Example (write this on the flipchart):

Instead of: "You're always interrupting people in meetings."

Try: "In yesterday's product meeting [Situation], when you cut Sarah off mid-sentence twice [Behaviour], she stopped contributing for the rest of the meeting and told me afterward she felt dismissed [Impact]."

The difference is night and day. The first version attacks the person. The second version describes what happened and why it matters. It's specific. It's factual. And it opens a door for problem-solving rather than defensiveness.

Role-play exercise (15 minutes): Break into pairs. Hand out three conflict scenarios printed on cards, real-world situations like: a team member who consistently misses deadlines, a colleague who takes credit for shared work, or a direct report whose body language in meetings signals disengagement. Each person practices delivering feedback using the SBI model while their partner practices active listening, no interrupting, no defending, just listening and reflecting back what they heard.

This is where the real learning happens. Not in the teaching. In the practice.

Debrief (5 minutes): Ask: "What was harder, giving the feedback or receiving it?" The answer almost always reveals something important about the team's communication styles and listening skills.

Part 4: Navigating Tension in the Moment  De-escalation Scripts (25 minutes)

Goal: Equip team members with language for when emotions run high.

Teaching (10 minutes): When people feel threatened in a conflict situation, they default to one of two responses: silence or violence. Silence looks like withdrawing, nodding along while seething, changing the subject. Violence looks like raising voices, making it personal, and steamrolling the other person's point of view. Neither produces resolution.

The skill here is learning to name the dynamic without escalating it. We call this "labelling the behaviour to reset the room."

Three de-escalation scripts (write these on the whiteboard):

  1. The Reset: "Hey, I don't think we're fully hearing each other right now. Can we pause and start this part of the conversation over?"
  2. The Curiosity Pivot: Instead of "Why did you do that?" (which triggers defensiveness), try: "Can you help me understand your point of view on this? What led you to that conclusion?"
  3. The Shared Goal Reminder: "I think we both want the same thing here a project that ships on time and a team that feels good about the work. Can we brainstorm a way to get there together?"

Notice that all three scripts accomplish the same thing: they slow the conversation down without shutting it down. They acknowledge different perspectives without taking sides. And they redirect energy from the person to the problem.

Role-play exercise (10 minutes): In pairs, practice the scripts. One person escalates a scenario (the facilitator can provide conflict scenarios on cards  a disagreement about workloads, a clash over limited resources, a tension around new roles and responsibilities). The other person practices using one of the three scripts to de-escalate and redirect toward common ground.

Quick debrief (5 minutes): Ask the room: "Which script felt most natural to you? Which felt most uncomfortable?" Discomfort is data. It tells you which skill needs the most practice. Developing effective communication under pressure is a muscle, not a talent. It gets stronger with reps.

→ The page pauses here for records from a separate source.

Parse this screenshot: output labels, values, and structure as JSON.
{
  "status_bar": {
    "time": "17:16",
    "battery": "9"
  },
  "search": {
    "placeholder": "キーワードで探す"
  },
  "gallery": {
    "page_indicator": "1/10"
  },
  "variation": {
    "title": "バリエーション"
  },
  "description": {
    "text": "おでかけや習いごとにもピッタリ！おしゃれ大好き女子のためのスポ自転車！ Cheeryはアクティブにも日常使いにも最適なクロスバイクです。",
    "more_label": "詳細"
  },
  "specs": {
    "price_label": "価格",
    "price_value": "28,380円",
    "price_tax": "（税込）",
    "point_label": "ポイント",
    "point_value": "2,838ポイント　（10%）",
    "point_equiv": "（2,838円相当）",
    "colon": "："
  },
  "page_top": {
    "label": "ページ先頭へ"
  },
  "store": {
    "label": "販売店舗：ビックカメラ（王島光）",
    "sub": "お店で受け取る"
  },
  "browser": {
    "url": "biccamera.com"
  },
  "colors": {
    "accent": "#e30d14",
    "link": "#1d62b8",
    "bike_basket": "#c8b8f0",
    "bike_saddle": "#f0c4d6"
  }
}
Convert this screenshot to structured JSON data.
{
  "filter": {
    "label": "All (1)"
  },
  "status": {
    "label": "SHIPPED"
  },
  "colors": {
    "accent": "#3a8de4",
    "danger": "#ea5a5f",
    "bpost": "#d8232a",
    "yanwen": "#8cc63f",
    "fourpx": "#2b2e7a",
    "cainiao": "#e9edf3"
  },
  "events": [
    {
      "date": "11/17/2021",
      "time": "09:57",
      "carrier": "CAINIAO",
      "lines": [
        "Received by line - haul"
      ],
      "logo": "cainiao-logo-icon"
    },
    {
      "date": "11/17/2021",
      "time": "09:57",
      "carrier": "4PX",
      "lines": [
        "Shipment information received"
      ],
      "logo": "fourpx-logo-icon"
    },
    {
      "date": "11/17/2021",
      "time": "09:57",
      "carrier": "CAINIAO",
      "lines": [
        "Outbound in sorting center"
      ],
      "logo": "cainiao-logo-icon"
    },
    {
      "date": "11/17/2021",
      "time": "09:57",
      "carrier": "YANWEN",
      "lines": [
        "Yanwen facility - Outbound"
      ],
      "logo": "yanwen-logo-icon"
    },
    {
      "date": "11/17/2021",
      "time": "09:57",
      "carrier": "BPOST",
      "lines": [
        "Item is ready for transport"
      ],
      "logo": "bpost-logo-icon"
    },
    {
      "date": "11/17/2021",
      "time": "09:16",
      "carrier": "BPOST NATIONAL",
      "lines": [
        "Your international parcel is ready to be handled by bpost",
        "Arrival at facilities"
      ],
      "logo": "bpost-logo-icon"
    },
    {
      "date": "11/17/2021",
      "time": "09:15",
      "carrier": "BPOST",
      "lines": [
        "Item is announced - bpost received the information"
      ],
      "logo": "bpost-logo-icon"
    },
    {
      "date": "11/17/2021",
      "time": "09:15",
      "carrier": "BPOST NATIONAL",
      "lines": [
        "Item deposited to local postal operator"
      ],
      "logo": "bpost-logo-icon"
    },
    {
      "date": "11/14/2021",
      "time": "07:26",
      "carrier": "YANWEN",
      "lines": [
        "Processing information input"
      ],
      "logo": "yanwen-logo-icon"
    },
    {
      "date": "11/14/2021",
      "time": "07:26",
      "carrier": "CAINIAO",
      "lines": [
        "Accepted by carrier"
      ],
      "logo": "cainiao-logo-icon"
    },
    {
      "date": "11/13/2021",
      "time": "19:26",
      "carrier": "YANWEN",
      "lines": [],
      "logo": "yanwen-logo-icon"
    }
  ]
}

Part 5: Systemizing Healthy Conflict  Building Your Team's Braintrust (30 minutes)

Goal: Create a repeatable structure for candid team dialogue.

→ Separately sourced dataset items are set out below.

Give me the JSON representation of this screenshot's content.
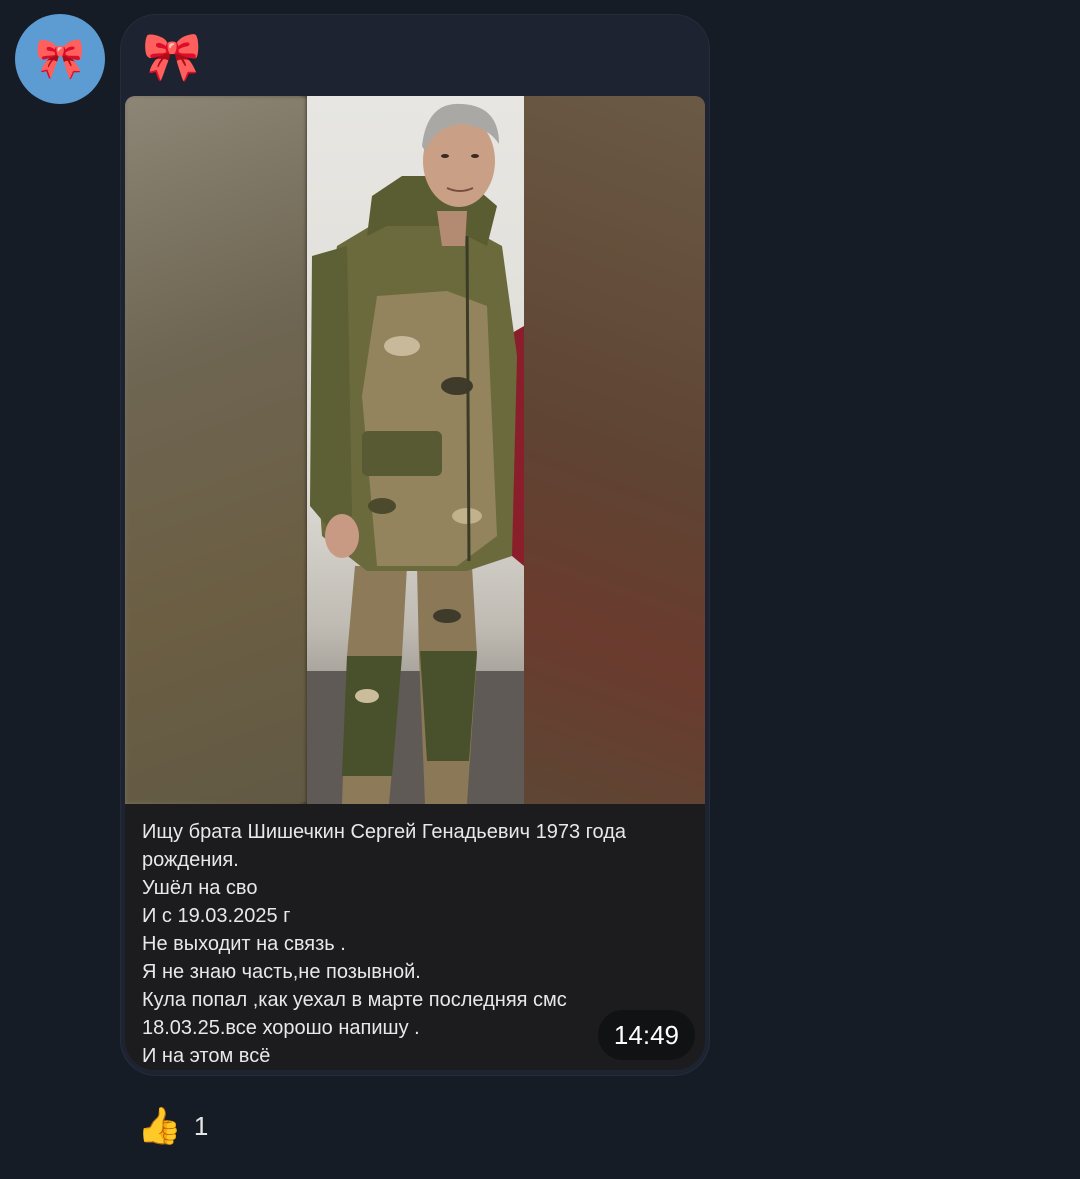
{
  "avatar": {
    "emoji": "🎀"
  },
  "message": {
    "sender": "🎀",
    "caption": "Ищу брата Шишечкин Сергей Генадьевич 1973 года рождения.\nУшёл на сво\nИ с 19.03.2025 г\nНе выходит на связь .\nЯ не знаю часть,не позывной.\nКула попал ,как уехал в марте последняя смс 18.03.25.все хорошо напишу .\nИ на этом всё",
    "time": "14:49"
  },
  "reaction": {
    "emoji": "👍",
    "count": "1"
  }
}
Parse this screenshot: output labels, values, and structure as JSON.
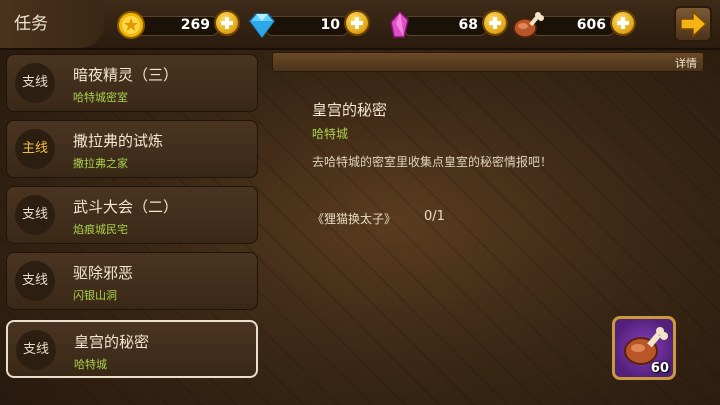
{
  "header": {
    "title": "任务",
    "resources": [
      {
        "name": "coin",
        "icon": "coin-icon",
        "value": "269"
      },
      {
        "name": "diamond",
        "icon": "diamond-icon",
        "value": "10"
      },
      {
        "name": "crystal",
        "icon": "crystal-icon",
        "value": "68"
      },
      {
        "name": "meat",
        "icon": "meat-icon",
        "value": "606"
      }
    ]
  },
  "quests": [
    {
      "type": "支线",
      "name": "暗夜精灵（三）",
      "location": "哈特城密室"
    },
    {
      "type": "主线",
      "name": "撒拉弗的试炼",
      "location": "撒拉弗之家"
    },
    {
      "type": "支线",
      "name": "武斗大会（二）",
      "location": "焰痕城民宅"
    },
    {
      "type": "支线",
      "name": "驱除邪恶",
      "location": "闪银山洞"
    },
    {
      "type": "支线",
      "name": "皇宫的秘密",
      "location": "哈特城"
    }
  ],
  "detail": {
    "banner_label": "详情",
    "title": "皇宫的秘密",
    "location": "哈特城",
    "description": "去哈特城的密室里收集点皇室的秘密情报吧！",
    "objective": "《狸猫换太子》",
    "progress": "0/1",
    "reward": {
      "icon": "meat-icon",
      "count": "60"
    }
  },
  "colors": {
    "location_green": "#a8d34a",
    "main_quest_gold": "#f0c040",
    "reward_purple": "#8a3fc0"
  }
}
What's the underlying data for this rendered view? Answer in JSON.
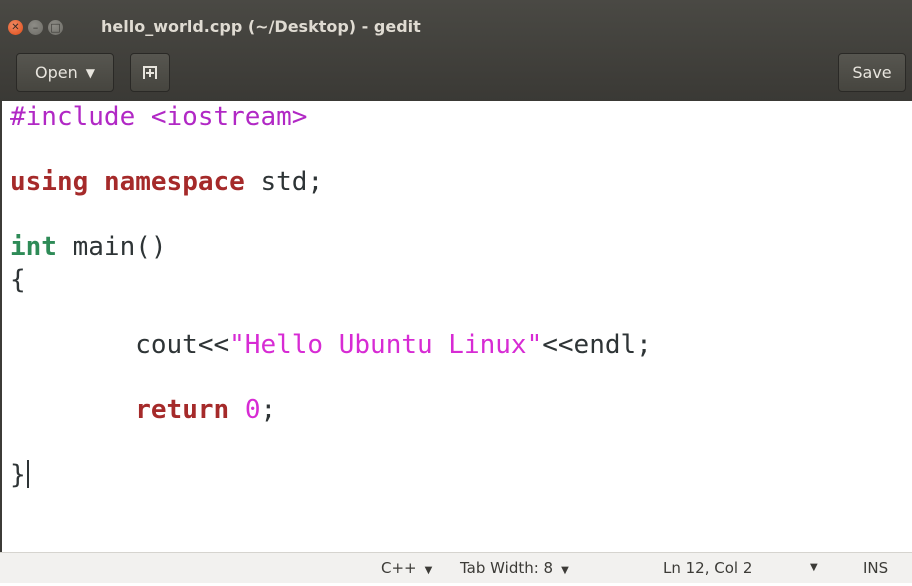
{
  "window": {
    "title": "hello_world.cpp (~/Desktop) - gedit",
    "close_glyph": "✕",
    "minimize_glyph": "–",
    "maximize_glyph": "□"
  },
  "header": {
    "open_label": "Open",
    "open_caret": "▼",
    "save_label": "Save"
  },
  "editor": {
    "lines": [
      [
        {
          "t": "#include <iostream>",
          "c": "preproc"
        }
      ],
      [],
      [
        {
          "t": "using",
          "c": "kw"
        },
        {
          "t": " "
        },
        {
          "t": "namespace",
          "c": "kw"
        },
        {
          "t": " std;"
        }
      ],
      [],
      [
        {
          "t": "int",
          "c": "type"
        },
        {
          "t": " main()"
        }
      ],
      [
        {
          "t": "{"
        }
      ],
      [],
      [
        {
          "t": "        cout<<"
        },
        {
          "t": "\"Hello Ubuntu Linux\"",
          "c": "string"
        },
        {
          "t": "<<endl;"
        }
      ],
      [],
      [
        {
          "t": "        "
        },
        {
          "t": "return",
          "c": "kw"
        },
        {
          "t": " "
        },
        {
          "t": "0",
          "c": "num"
        },
        {
          "t": ";"
        }
      ],
      [],
      [
        {
          "t": "}"
        }
      ]
    ],
    "cursor_line": 11
  },
  "statusbar": {
    "language": "C++",
    "tab_width": "Tab Width: 8",
    "position": "Ln 12, Col 2",
    "dropdown_caret": "▼",
    "mode": "INS"
  },
  "colors": {
    "titlebar": "#3c3b37",
    "close_button": "#df4b16",
    "preprocessor": "#b128c5",
    "string": "#d72bd4",
    "keyword": "#a52a2a",
    "type": "#2e8b57"
  }
}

Teaching (10 minutes): This section is modelled on Pixar's Braintrust, one of the most effective conflict resolution activities ever designed, even though Pixar would never call it that. The premise: bring smart, passionate people into a room, charge them with identifying problems in the work, and create a set of ground rules that make candour safe.

The genius of the Braintrust is two things. First, the feedback is about the work, never the person. Second, the Braintrust has no authority; the person receiving feedback decides what to act on. This removes power dynamics from the equation, which is what makes people actually willing to speak freely.

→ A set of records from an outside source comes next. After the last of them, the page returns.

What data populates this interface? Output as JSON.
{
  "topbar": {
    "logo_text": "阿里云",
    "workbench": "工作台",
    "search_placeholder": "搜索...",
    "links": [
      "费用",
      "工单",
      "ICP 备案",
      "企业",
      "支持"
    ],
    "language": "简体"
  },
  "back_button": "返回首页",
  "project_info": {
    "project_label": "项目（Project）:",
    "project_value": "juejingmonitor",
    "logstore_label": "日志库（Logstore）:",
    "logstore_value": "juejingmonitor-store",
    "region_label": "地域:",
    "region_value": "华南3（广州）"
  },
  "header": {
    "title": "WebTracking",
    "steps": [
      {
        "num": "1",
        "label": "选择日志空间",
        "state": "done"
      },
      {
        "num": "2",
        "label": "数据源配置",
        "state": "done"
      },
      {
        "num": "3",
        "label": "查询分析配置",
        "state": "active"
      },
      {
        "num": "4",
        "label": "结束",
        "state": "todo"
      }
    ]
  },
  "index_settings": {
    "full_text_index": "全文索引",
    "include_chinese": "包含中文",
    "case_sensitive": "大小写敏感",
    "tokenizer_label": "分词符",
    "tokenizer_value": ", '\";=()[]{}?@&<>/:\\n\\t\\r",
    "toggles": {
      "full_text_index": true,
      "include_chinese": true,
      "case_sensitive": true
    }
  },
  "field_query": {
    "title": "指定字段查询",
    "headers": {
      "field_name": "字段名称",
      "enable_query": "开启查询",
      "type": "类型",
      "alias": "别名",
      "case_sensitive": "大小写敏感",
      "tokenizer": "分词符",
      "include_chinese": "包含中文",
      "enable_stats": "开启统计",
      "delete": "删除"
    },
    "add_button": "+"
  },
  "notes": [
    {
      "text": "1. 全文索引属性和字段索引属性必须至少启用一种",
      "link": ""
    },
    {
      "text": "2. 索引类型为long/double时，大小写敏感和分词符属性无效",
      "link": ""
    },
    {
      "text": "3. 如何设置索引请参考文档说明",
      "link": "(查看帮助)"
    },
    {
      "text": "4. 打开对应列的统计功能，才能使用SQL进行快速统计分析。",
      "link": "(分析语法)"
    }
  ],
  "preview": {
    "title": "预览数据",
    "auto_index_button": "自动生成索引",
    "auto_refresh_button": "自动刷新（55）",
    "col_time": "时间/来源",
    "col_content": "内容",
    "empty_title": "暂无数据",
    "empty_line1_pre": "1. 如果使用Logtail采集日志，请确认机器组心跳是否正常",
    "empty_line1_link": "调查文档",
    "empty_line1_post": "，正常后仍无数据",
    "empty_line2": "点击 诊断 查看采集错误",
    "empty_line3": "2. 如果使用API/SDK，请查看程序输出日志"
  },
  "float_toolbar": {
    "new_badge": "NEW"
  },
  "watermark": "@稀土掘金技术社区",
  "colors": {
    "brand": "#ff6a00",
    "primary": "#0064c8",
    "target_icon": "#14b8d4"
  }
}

Ed Catmull described it as having four essential ingredients: "Frank talk, spirited debate, laughter, and love."

Group activity (15 minutes): Give each table a flipchart sheet and markers. Their task: create a "Team Conflict Principles" document, five to seven ground rules the team agrees to follow when engaging in debate. Provide these starter prompts:

Opening script for any Braintrust-style meeting: "We're here together in the spirit of inquiry, as comrades, not adversaries. Our shared goal is to find the best path forward on [topic]. There is no winner. The team wins if we make progress."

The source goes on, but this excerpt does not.